Her next-to-final western feature, “Escort West”, starred Victor Mature. “He is a big, clumsy man with the most enormous hands I ever saw. We shot it mostly at a studio—even the campfire scenes were done inside, but there was an occasional location somewhere in the upper part of Malibu. You know, many of my leading men were tall—because I’m tall. Rod Cameron (also in ‘Santa Fe Passage’) and Jocko Mahoney (‘California’, ‘63) were probably the tallest. However, there are exceptions like Kenneth Tobey. I wore flats when Kenneth and I worked together (“It Came From Beneath The Sea”) and I don’t think he was very pleased about it, but I am fairly tall!”
Although not satisfied with her career as a whole— “I took what came along—I had two children, no support from my ex-husband, and there were bills to pay.”
“I did about every western TV series that WB produced. When I did a ‘Bronco’, directed by Reginald Le Borg, I found him crabby—and he was still a grouch 15 years later when we did ‘Psycho Sisters’. But the worst experience of all was on a ‘Sugarfoot’ with Will Hutchins (‘The Vultures’). There was this mean Polish director—I cannot recall his name. (Josef Leytes – ed.) He was so dramatic—he got us way behind schedule… always fussing at me. I wonder if Will remembers the incident? I don’t think that director ever worked again—at least not in America. The pleasant part of it was I got to ride Will’s copper-colored horse, Penny. I rode her on every TV western after that! The wranglers were so nice, they’d say, ‘Give her anything—she can ride!’ I would always pick Penny, if she wasn’t shooting.”

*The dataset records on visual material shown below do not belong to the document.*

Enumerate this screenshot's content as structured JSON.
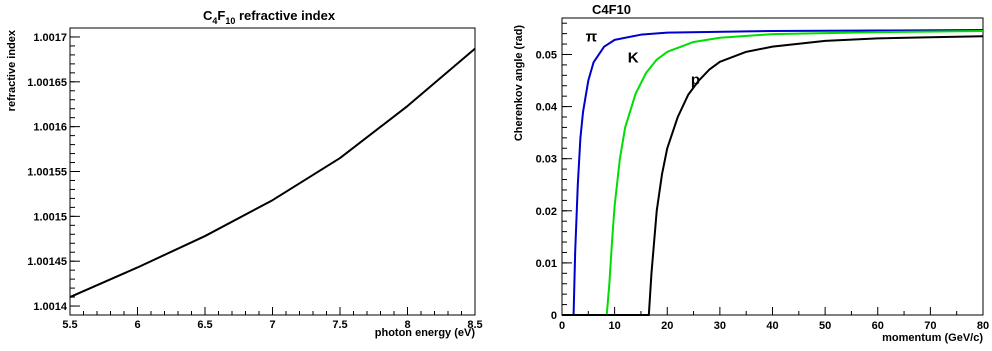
{
  "chart_data": [
    {
      "type": "line",
      "title": "C4F10 refractive index",
      "title_parts": {
        "base": "C",
        "s1": "4",
        "mid": "F",
        "s2": "10",
        "rest": " refractive index"
      },
      "xlabel": "photon energy (eV)",
      "ylabel": "refractive index",
      "xlim": [
        5.5,
        8.5
      ],
      "ylim": [
        1.00139,
        1.00171
      ],
      "x_ticks": [
        5.5,
        6,
        6.5,
        7,
        7.5,
        8,
        8.5
      ],
      "x_tick_labels": [
        "5.5",
        "6",
        "6.5",
        "7",
        "7.5",
        "8",
        "8.5"
      ],
      "y_ticks": [
        1.0014,
        1.00145,
        1.0015,
        1.00155,
        1.0016,
        1.00165,
        1.0017
      ],
      "y_tick_labels": [
        "1.0014",
        "1.00145",
        "1.0015",
        "1.00155",
        "1.0016",
        "1.00165",
        "1.0017"
      ],
      "grid": false,
      "series": [
        {
          "color": "#000000",
          "x": [
            5.5,
            6.0,
            6.5,
            7.0,
            7.5,
            8.0,
            8.5
          ],
          "y": [
            1.00141,
            1.001443,
            1.001478,
            1.001518,
            1.001565,
            1.001623,
            1.001687
          ]
        }
      ]
    },
    {
      "type": "line",
      "title": "C4F10",
      "xlabel": "momentum (GeV/c)",
      "ylabel": "Cherenkov angle (rad)",
      "xlim": [
        0,
        80
      ],
      "ylim": [
        0,
        0.057
      ],
      "x_ticks": [
        0,
        10,
        20,
        30,
        40,
        50,
        60,
        70,
        80
      ],
      "x_tick_labels": [
        "0",
        "10",
        "20",
        "30",
        "40",
        "50",
        "60",
        "70",
        "80"
      ],
      "y_ticks": [
        0,
        0.01,
        0.02,
        0.03,
        0.04,
        0.05
      ],
      "y_tick_labels": [
        "0",
        "0.01",
        "0.02",
        "0.03",
        "0.04",
        "0.05"
      ],
      "grid": false,
      "series": [
        {
          "color": "#0000cc",
          "x": [
            0,
            2.2,
            2.5,
            3,
            3.5,
            4,
            5,
            6,
            8,
            10,
            15,
            20,
            40,
            60,
            80
          ],
          "y": [
            0,
            0,
            0.012,
            0.025,
            0.034,
            0.039,
            0.045,
            0.0485,
            0.0515,
            0.0528,
            0.0538,
            0.0542,
            0.0545,
            0.0546,
            0.0547
          ]
        },
        {
          "color": "#00dd00",
          "x": [
            0,
            8.5,
            9,
            9.5,
            10,
            11,
            12,
            14,
            16,
            18,
            20,
            25,
            30,
            40,
            60,
            80
          ],
          "y": [
            0,
            0,
            0.006,
            0.014,
            0.021,
            0.03,
            0.036,
            0.0425,
            0.0465,
            0.049,
            0.0505,
            0.0524,
            0.0532,
            0.0539,
            0.0543,
            0.0545
          ]
        },
        {
          "color": "#000000",
          "x": [
            0,
            16.5,
            17,
            18,
            19,
            20,
            22,
            24,
            26,
            28,
            30,
            35,
            40,
            50,
            60,
            70,
            80
          ],
          "y": [
            0,
            0,
            0.008,
            0.02,
            0.027,
            0.032,
            0.038,
            0.0423,
            0.045,
            0.0471,
            0.0486,
            0.0505,
            0.0515,
            0.0526,
            0.0531,
            0.0533,
            0.0535
          ]
        }
      ],
      "annotations": [
        {
          "text": "π",
          "x": 4.5,
          "y": 0.0525
        },
        {
          "text": "K",
          "x": 12.5,
          "y": 0.0485
        },
        {
          "text": "p",
          "x": 24.5,
          "y": 0.0442
        }
      ]
    }
  ]
}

In regard to an episode of “Tall Man: Rovin’ Gambler”, in which Faith played Kate Elder, Faith smiled, “Robert Lansing, who played Doc Holliday, was very charming and helpful. A good actor. He was quiet but excellent. Amazingly, I was not injured during the filming of this one. Originally, I had a wonderful song to sing, ‘Down a Lonely Road’. It was the only time I was ever allowed to sing on film. I wore a beautiful dress that had been designed for me almost ten years earlier, when I did ‘Duel at Silver Creek’ at Universal. Apparently, the big budget clothes are recycled for the small budget TV programs.”

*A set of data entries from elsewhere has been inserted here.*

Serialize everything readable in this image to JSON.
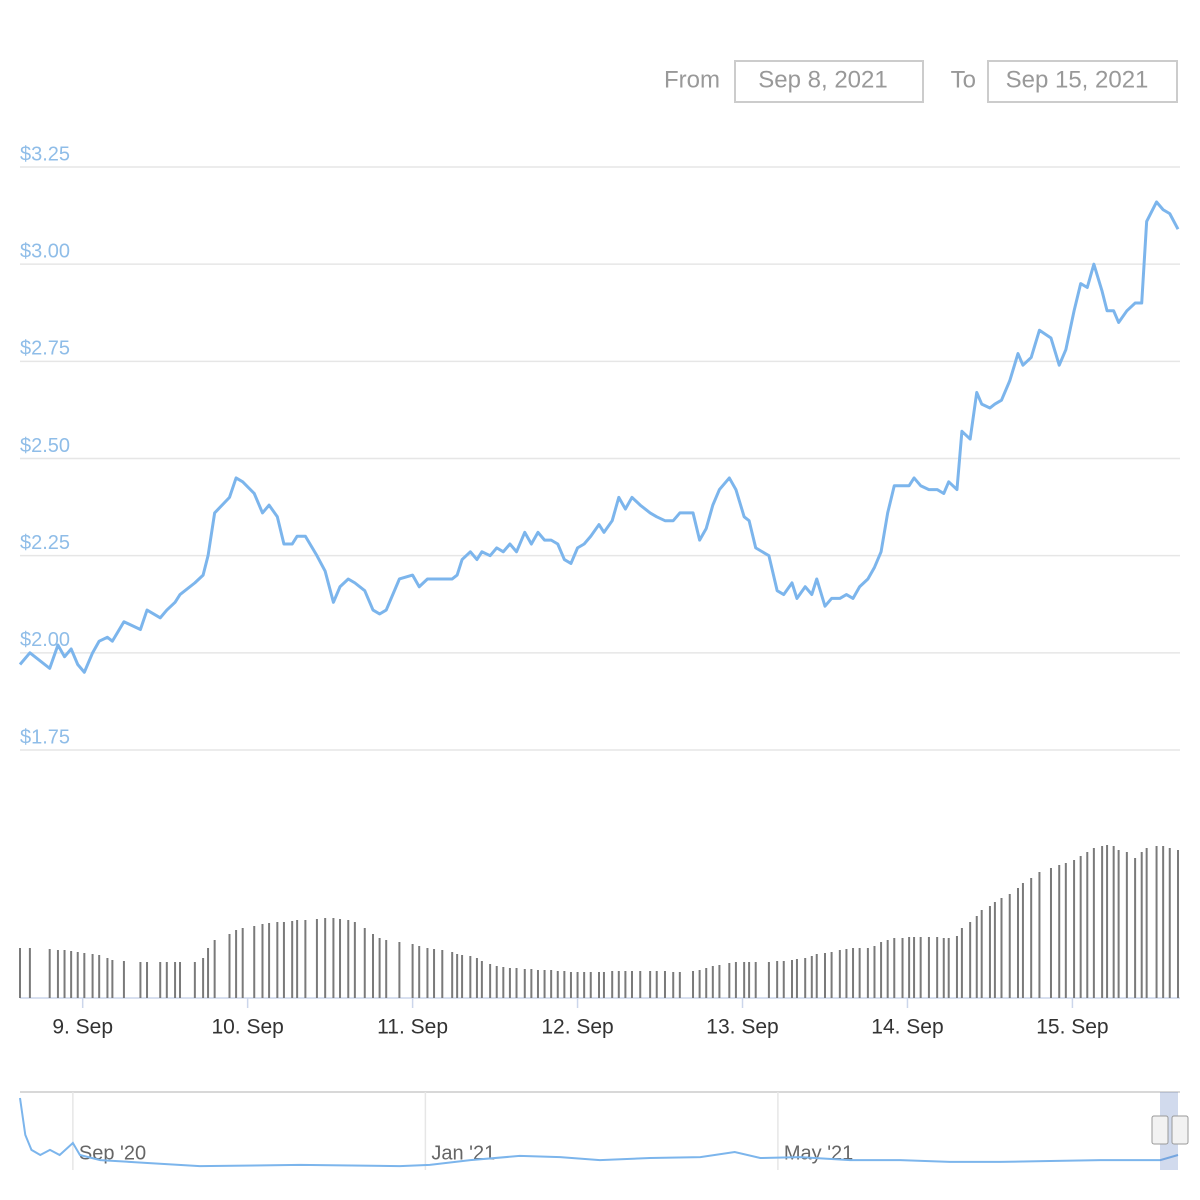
{
  "range_selector": {
    "from_label": "From",
    "from_date": "Sep 8, 2021",
    "to_label": "To",
    "to_date": "Sep 15, 2021"
  },
  "chart_data": [
    {
      "type": "line",
      "x": [
        8.62,
        8.68,
        8.8,
        8.85,
        8.89,
        8.93,
        8.97,
        9.01,
        9.06,
        9.1,
        9.15,
        9.18,
        9.25,
        9.35,
        9.39,
        9.47,
        9.51,
        9.56,
        9.59,
        9.68,
        9.73,
        9.76,
        9.8,
        9.89,
        9.93,
        9.97,
        10.04,
        10.09,
        10.13,
        10.18,
        10.22,
        10.27,
        10.3,
        10.35,
        10.42,
        10.47,
        10.52,
        10.56,
        10.61,
        10.65,
        10.71,
        10.76,
        10.8,
        10.84,
        10.92,
        11.0,
        11.04,
        11.09,
        11.13,
        11.18,
        11.24,
        11.27,
        11.3,
        11.35,
        11.39,
        11.42,
        11.47,
        11.51,
        11.55,
        11.59,
        11.63,
        11.68,
        11.72,
        11.76,
        11.8,
        11.84,
        11.88,
        11.92,
        11.96,
        12.0,
        12.04,
        12.08,
        12.13,
        12.16,
        12.21,
        12.25,
        12.29,
        12.33,
        12.38,
        12.44,
        12.48,
        12.53,
        12.58,
        12.62,
        12.7,
        12.74,
        12.78,
        12.82,
        12.86,
        12.92,
        12.96,
        13.01,
        13.04,
        13.08,
        13.16,
        13.21,
        13.25,
        13.3,
        13.33,
        13.38,
        13.42,
        13.45,
        13.5,
        13.54,
        13.59,
        13.63,
        13.67,
        13.71,
        13.76,
        13.8,
        13.84,
        13.88,
        13.92,
        13.97,
        14.01,
        14.04,
        14.08,
        14.13,
        14.18,
        14.22,
        14.25,
        14.3,
        14.33,
        14.38,
        14.42,
        14.45,
        14.5,
        14.53,
        14.57,
        14.62,
        14.67,
        14.7,
        14.75,
        14.8,
        14.87,
        14.92,
        14.96,
        15.01,
        15.05,
        15.09,
        15.13,
        15.18,
        15.21,
        15.25,
        15.28,
        15.33,
        15.38,
        15.42,
        15.45,
        15.51,
        15.55,
        15.59,
        15.64
      ],
      "series": [
        {
          "type": "line",
          "color": "#7cb5ec",
          "values": [
            1.97,
            2.0,
            1.96,
            2.02,
            1.99,
            2.01,
            1.97,
            1.95,
            2.0,
            2.03,
            2.04,
            2.03,
            2.08,
            2.06,
            2.11,
            2.09,
            2.11,
            2.13,
            2.15,
            2.18,
            2.2,
            2.25,
            2.36,
            2.4,
            2.45,
            2.44,
            2.41,
            2.36,
            2.38,
            2.35,
            2.28,
            2.28,
            2.3,
            2.3,
            2.25,
            2.21,
            2.13,
            2.17,
            2.19,
            2.18,
            2.16,
            2.11,
            2.1,
            2.11,
            2.19,
            2.2,
            2.17,
            2.19,
            2.19,
            2.19,
            2.19,
            2.2,
            2.24,
            2.26,
            2.24,
            2.26,
            2.25,
            2.27,
            2.26,
            2.28,
            2.26,
            2.31,
            2.28,
            2.31,
            2.29,
            2.29,
            2.28,
            2.24,
            2.23,
            2.27,
            2.28,
            2.3,
            2.33,
            2.31,
            2.34,
            2.4,
            2.37,
            2.4,
            2.38,
            2.36,
            2.35,
            2.34,
            2.34,
            2.36,
            2.36,
            2.29,
            2.32,
            2.38,
            2.42,
            2.45,
            2.42,
            2.35,
            2.34,
            2.27,
            2.25,
            2.16,
            2.15,
            2.18,
            2.14,
            2.17,
            2.15,
            2.19,
            2.12,
            2.14,
            2.14,
            2.15,
            2.14,
            2.17,
            2.19,
            2.22,
            2.26,
            2.36,
            2.43,
            2.43,
            2.43,
            2.45,
            2.43,
            2.42,
            2.42,
            2.41,
            2.44,
            2.42,
            2.57,
            2.55,
            2.67,
            2.64,
            2.63,
            2.64,
            2.65,
            2.7,
            2.77,
            2.74,
            2.76,
            2.83,
            2.81,
            2.74,
            2.78,
            2.88,
            2.95,
            2.94,
            3.0,
            2.93,
            2.88,
            2.88,
            2.85,
            2.88,
            2.9,
            2.9,
            3.11,
            3.16,
            3.14,
            3.13,
            3.09
          ]
        },
        {
          "type": "bar",
          "color": "#7a7a7a",
          "axis": "y2",
          "values": [
            50,
            50,
            49,
            48,
            48,
            47,
            46,
            45,
            44,
            43,
            40,
            38,
            37,
            36,
            36,
            36,
            36,
            36,
            36,
            36,
            40,
            50,
            58,
            64,
            68,
            70,
            72,
            74,
            75,
            76,
            76,
            77,
            78,
            78,
            79,
            80,
            80,
            79,
            78,
            76,
            70,
            64,
            60,
            58,
            56,
            54,
            52,
            50,
            49,
            48,
            46,
            44,
            43,
            42,
            40,
            37,
            34,
            32,
            31,
            30,
            30,
            29,
            29,
            28,
            28,
            28,
            27,
            27,
            26,
            26,
            26,
            26,
            26,
            26,
            27,
            27,
            27,
            27,
            27,
            27,
            27,
            27,
            26,
            26,
            27,
            28,
            30,
            32,
            33,
            35,
            36,
            36,
            36,
            36,
            36,
            37,
            37,
            38,
            39,
            40,
            42,
            44,
            45,
            46,
            48,
            49,
            50,
            50,
            50,
            52,
            56,
            58,
            60,
            60,
            61,
            61,
            61,
            61,
            61,
            60,
            60,
            62,
            70,
            76,
            82,
            88,
            92,
            96,
            100,
            104,
            110,
            115,
            120,
            126,
            130,
            133,
            135,
            138,
            142,
            146,
            150,
            152,
            153,
            152,
            148,
            146,
            140,
            146,
            150,
            152,
            152,
            150,
            148
          ]
        }
      ],
      "xlim": [
        8.62,
        15.64
      ],
      "xticks": [
        {
          "value": 9,
          "label": "9. Sep"
        },
        {
          "value": 10,
          "label": "10. Sep"
        },
        {
          "value": 11,
          "label": "11. Sep"
        },
        {
          "value": 12,
          "label": "12. Sep"
        },
        {
          "value": 13,
          "label": "13. Sep"
        },
        {
          "value": 14,
          "label": "14. Sep"
        },
        {
          "value": 15,
          "label": "15. Sep"
        }
      ],
      "ylim": [
        1.75,
        3.25
      ],
      "yticks": [
        {
          "value": 1.75,
          "label": "$1.75"
        },
        {
          "value": 2.0,
          "label": "$2.00"
        },
        {
          "value": 2.25,
          "label": "$2.25"
        },
        {
          "value": 2.5,
          "label": "$2.50"
        },
        {
          "value": 2.75,
          "label": "$2.75"
        },
        {
          "value": 3.0,
          "label": "$3.00"
        },
        {
          "value": 3.25,
          "label": "$3.25"
        }
      ],
      "y2lim": [
        0,
        160
      ],
      "grid": true
    },
    {
      "type": "line",
      "color": "#7cb5ec",
      "x": [
        -0.6,
        -0.54,
        -0.47,
        -0.37,
        -0.26,
        -0.15,
        0,
        0.08,
        0.31,
        0.87,
        1.44,
        2.58,
        3.71,
        4.05,
        4.51,
        5.07,
        5.53,
        5.98,
        6.55,
        7.12,
        7.51,
        7.8,
        8.25,
        8.82,
        9.39,
        9.95,
        10.52,
        11.09,
        11.66,
        12.11,
        12.34,
        12.54
      ],
      "values": [
        24,
        11.7,
        6.7,
        5,
        6.7,
        5,
        9,
        5,
        3.3,
        2.3,
        1.3,
        1.7,
        1.3,
        1.7,
        3.3,
        4.7,
        4.3,
        3.3,
        4,
        4.3,
        6,
        4,
        4.3,
        3.3,
        3.3,
        2.7,
        2.7,
        3,
        3.3,
        3.3,
        3.3,
        5
      ],
      "xlim": [
        -0.6,
        12.54
      ],
      "xticks": [
        {
          "value": 0,
          "label": "Sep '20"
        },
        {
          "value": 4,
          "label": "Jan '21"
        },
        {
          "value": 8,
          "label": "May '21"
        }
      ],
      "ylim": [
        0,
        26
      ],
      "grid": true
    }
  ]
}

Faith was required to act drunk in several scenes, “The role was exceedingly difficult. I never drink anything but wine, so hard liquor and its effects are foreign to me. Director Bill Witney and I worked out the scene where I got on my knees—begging Robert Lansing to take me with him and not shoot it out with Barry Sullivan. This was difficult, hard for me, contrary to my own personality. I didn’t like the performance overall, but Barry Sullivan came up after the scene and said ‘That’s pretty good.’ Then, in a lower voice, he proclaimed ‘If you like that kind of acting.’ He had a wicked, mean Irish humor.”
Two “Bonanza” episodes are especially memorable to Faith. “The second one I did (‘The Campaneros’, broadcast 4/19/64) was filming when President Kennedy was assassinated. Naturally, the whole set was hovered with sadness. We laid off several days until after the funeral. But my most favorite show of all time was that other ‘Bonanza’, ‘The Lonely House’ (10/15/61) with poor Little Joe (Michael Landon) who’s now gone. It was directed by William Witney, who directed ‘Santa Fe Passage’, and I consider it the best acting I’ve ever done.”